On Deck: Baseball Prospectus
I feel really bad leaving BP out. In terms of web sites and organizations having the biggest impact on the game and on sabermetrics, BP probably takes the cake. I would recommend checking out the wealth of information here and see for yourself if your prefer BP to content on FanGraphs or BTF.
A few things contributed to me leaving BP out of our trip around the bases: there is so much content, especially written content, that it can be overwhelming. While BP is best known for sabermetrics, they have extended their tentacles significantly. Likewise, their player info is presented in a way that I think tends to be confusing, at least compared to FanGraphs (obviously, sabermetrics can always be confusing).
Also, BP feels much more commercial than any other site here. That’s okay, but to get the most out of BP you have to buy their (not outlandishly expensive) subscription. They also will give you the hard sell on their various books as you browse the site. I have a hard time recommending that someone purchase a subscription to BP when they are not yet aware of BP and could probably benefit just as much or more from all of the free content on the web.
In the Hole: Baseball-Reference
For raw baseball data, B-R is basically unmatched. Their historical data reaches further than anybody else and the various resources to learn about all parts of the game are impressive. Compared to other sites, for instance, their data on player contracts and team payrolls is unmatched.

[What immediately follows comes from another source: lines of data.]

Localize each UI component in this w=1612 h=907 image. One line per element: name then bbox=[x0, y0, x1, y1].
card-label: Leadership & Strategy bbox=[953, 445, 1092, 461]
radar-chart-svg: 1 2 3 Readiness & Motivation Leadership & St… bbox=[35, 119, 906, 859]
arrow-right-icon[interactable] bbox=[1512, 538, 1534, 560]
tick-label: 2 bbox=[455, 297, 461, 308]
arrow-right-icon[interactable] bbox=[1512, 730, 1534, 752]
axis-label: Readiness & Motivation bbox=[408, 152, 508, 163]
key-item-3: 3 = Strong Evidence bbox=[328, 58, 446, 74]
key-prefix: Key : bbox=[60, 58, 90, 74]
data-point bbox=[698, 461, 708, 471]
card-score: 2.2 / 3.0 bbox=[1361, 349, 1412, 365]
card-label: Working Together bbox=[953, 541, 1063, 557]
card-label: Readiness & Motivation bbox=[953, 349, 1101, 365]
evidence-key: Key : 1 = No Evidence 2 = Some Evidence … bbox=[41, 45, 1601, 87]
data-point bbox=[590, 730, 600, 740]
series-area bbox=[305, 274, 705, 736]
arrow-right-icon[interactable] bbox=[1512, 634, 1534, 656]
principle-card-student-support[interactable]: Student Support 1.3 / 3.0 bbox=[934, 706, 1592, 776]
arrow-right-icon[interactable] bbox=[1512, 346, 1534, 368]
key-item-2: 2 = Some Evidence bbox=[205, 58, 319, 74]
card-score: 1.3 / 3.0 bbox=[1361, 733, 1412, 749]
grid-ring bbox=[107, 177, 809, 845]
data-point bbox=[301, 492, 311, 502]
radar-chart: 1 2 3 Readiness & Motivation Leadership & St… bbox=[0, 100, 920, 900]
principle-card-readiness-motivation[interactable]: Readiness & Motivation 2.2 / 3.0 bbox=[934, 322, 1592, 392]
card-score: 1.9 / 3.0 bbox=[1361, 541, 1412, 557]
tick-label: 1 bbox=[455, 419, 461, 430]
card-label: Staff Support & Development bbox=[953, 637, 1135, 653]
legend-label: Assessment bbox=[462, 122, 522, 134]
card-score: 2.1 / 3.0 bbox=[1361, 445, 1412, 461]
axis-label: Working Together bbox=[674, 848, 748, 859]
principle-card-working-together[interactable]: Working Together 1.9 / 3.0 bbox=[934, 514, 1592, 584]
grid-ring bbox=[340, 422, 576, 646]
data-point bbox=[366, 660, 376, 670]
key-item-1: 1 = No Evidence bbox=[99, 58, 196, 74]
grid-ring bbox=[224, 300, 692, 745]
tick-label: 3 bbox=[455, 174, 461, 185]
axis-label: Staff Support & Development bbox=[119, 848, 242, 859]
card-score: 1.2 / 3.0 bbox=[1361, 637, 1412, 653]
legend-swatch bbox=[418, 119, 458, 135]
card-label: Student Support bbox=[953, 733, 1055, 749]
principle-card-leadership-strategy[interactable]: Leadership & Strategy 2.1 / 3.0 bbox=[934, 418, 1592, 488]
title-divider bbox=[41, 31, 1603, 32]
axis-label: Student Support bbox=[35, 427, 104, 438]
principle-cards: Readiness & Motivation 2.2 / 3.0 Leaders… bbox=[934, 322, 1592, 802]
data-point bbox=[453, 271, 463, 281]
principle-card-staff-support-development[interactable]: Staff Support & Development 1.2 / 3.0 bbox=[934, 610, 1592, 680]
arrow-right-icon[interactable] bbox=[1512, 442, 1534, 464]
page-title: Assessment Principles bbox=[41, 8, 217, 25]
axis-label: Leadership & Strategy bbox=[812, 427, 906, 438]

While B-R has embraced the sabermetric movement, they still privilege some lesser statistics like OPS+ and have not yet come around to include defense-independent metrics in pitcher’s WAR or UZR in positional player WAR. If you don’t know what all that means, that’s fine, there’s much to learn. It’s this writer’s opinion that you get an inferior sabermetric experience at B-R, though in most other ways, B-R is the best.